Bala touches upon sensitive issues but makes its point without turning overtly judgmental about anyone or anything. The dialogues are peppered with words like takla, ganja and kaali. However, the negative connotations of these pejorative expressions aren’t allowed to linger. If anything, the screenplay finds ways to put a positive spin on them at times. That takes some doing all right, but the writing – it keeps the proceedings light – ensures that the effort does not usually show.

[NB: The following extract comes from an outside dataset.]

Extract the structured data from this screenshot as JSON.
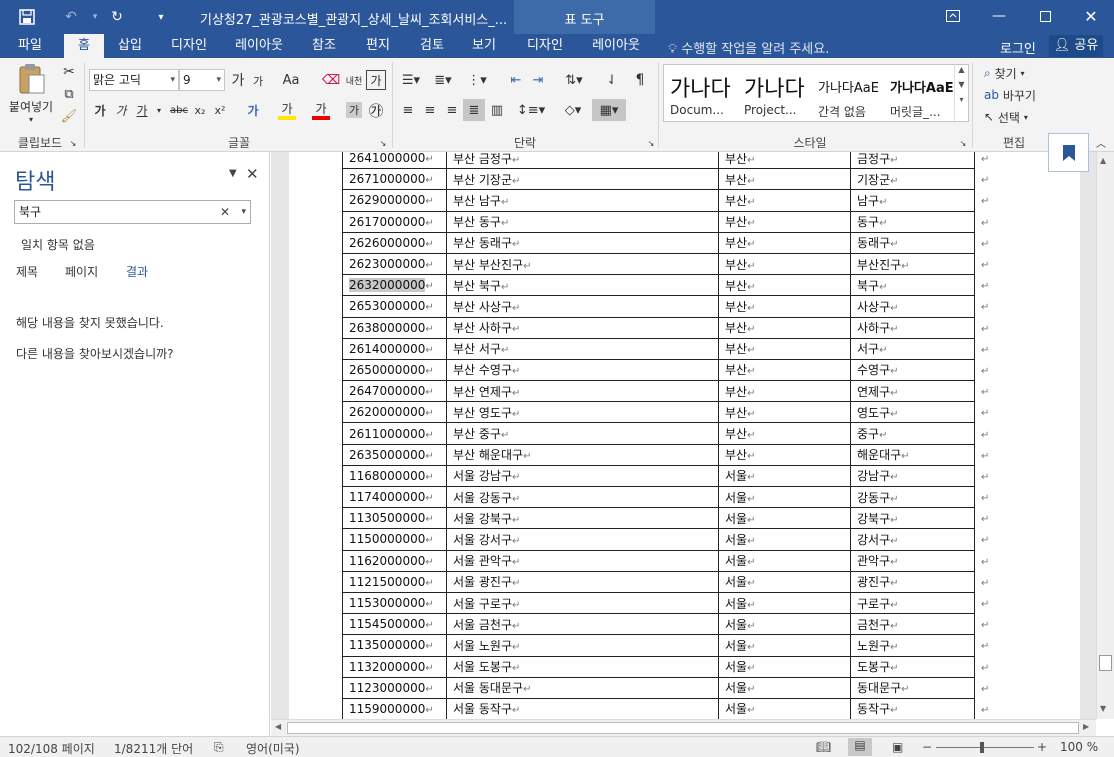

Bala is undoubtedly Ayushmann Khurrana’s film. But Bhumi Pednekar and Yami Gautam play second fiddle with such aplomb that they are never put in the shade. Especially striking is Pednekar, who played another kind of Uttar Pradesh woman with great flair in Saand Ki Aankh, amps up the power of the no-nonsense activist-lawyer she etches out here.

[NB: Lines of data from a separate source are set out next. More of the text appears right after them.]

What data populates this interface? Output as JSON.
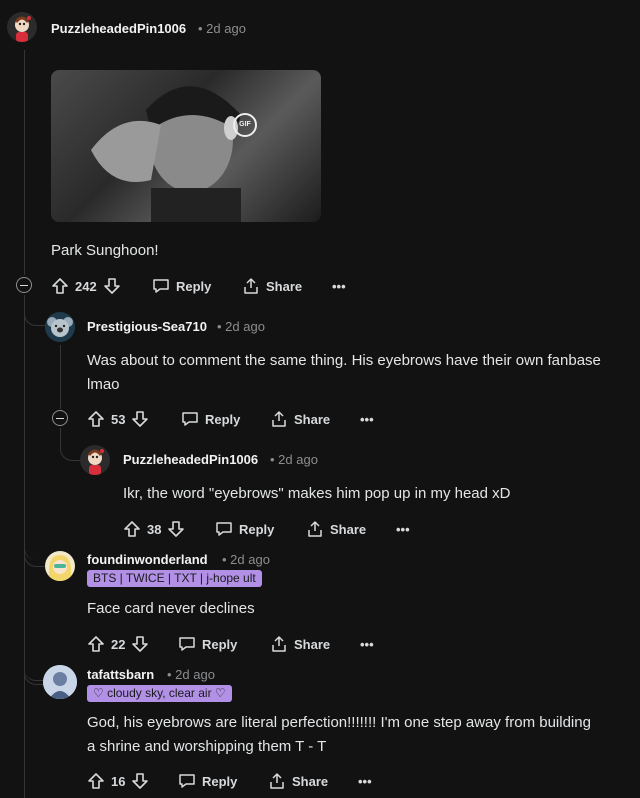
{
  "comments": [
    {
      "username": "PuzzleheadedPin1006",
      "time": "2d ago",
      "body": "Park Sunghoon!",
      "votes": "242",
      "reply_label": "Reply",
      "share_label": "Share",
      "avatar_icon": "snoo-avatar-red-shirt",
      "media": "gif",
      "media_badge": "GIF"
    },
    {
      "username": "Prestigious-Sea710",
      "time": "2d ago",
      "body_lines": [
        "Was about to comment the same thing. His eyebrows have their own fanbase",
        "lmao"
      ],
      "votes": "53",
      "reply_label": "Reply",
      "share_label": "Share",
      "avatar_icon": "snoo-avatar-koala"
    },
    {
      "username": "PuzzleheadedPin1006",
      "time": "2d ago",
      "body": "Ikr, the word \"eyebrows\" makes him pop up in my head xD",
      "votes": "38",
      "reply_label": "Reply",
      "share_label": "Share",
      "avatar_icon": "snoo-avatar-red-shirt"
    },
    {
      "username": "foundinwonderland",
      "time": "2d ago",
      "flair": "BTS | TWICE | TXT | j-hope ult",
      "body": "Face card never declines",
      "votes": "22",
      "reply_label": "Reply",
      "share_label": "Share",
      "avatar_icon": "snoo-avatar-blonde"
    },
    {
      "username": "tafattsbarn",
      "time": "2d ago",
      "flair": "♡ cloudy sky, clear air ♡",
      "body_lines": [
        "God, his eyebrows are literal perfection!!!!!!! I'm one step away from building",
        "a shrine and worshipping them T - T"
      ],
      "votes": "16",
      "reply_label": "Reply",
      "share_label": "Share",
      "avatar_icon": "photo-avatar"
    }
  ],
  "colors": {
    "background": "#121212",
    "text": "#d7dadc",
    "muted": "#8b8d8f",
    "flair": "#b190e6",
    "thread_line": "#343536"
  }
}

The supporting cast, led by the ever-dependable Saurabh Shukla, contributes some of the film’s most unforgettable scenes. Saurabh Shukla is cast as the harried hero’s father, who himself is a man whose life hasn’t turned out the way he would have liked it to although he never stops reminding Bala that he is a former Ranji Trophy player. The father-son love-hate relationship is wonderfully woven into the plot, as are Bala’s equations with his younger brother Vihaan (Dheerendra Kumar Gautam, who steals a couple of scenes).

Two other actresses – Seema Pahwa as Latika’s mausi, a woman with unwanted facial hair, and Sunita Rajwar in the role of Bala’s mother who brings the house down with a malapropism – she describes her son as Kanpur’s most “edible” bachelor – are wonderful.

Bala benefits no end from the quality of the performances as well as from its empathy for the idiosyncrasies of small town folk, but it is the writing that is its Samson’s hair: the film’s power flows principally from it. The screenplay is indeed King here. Yes, with a capital K.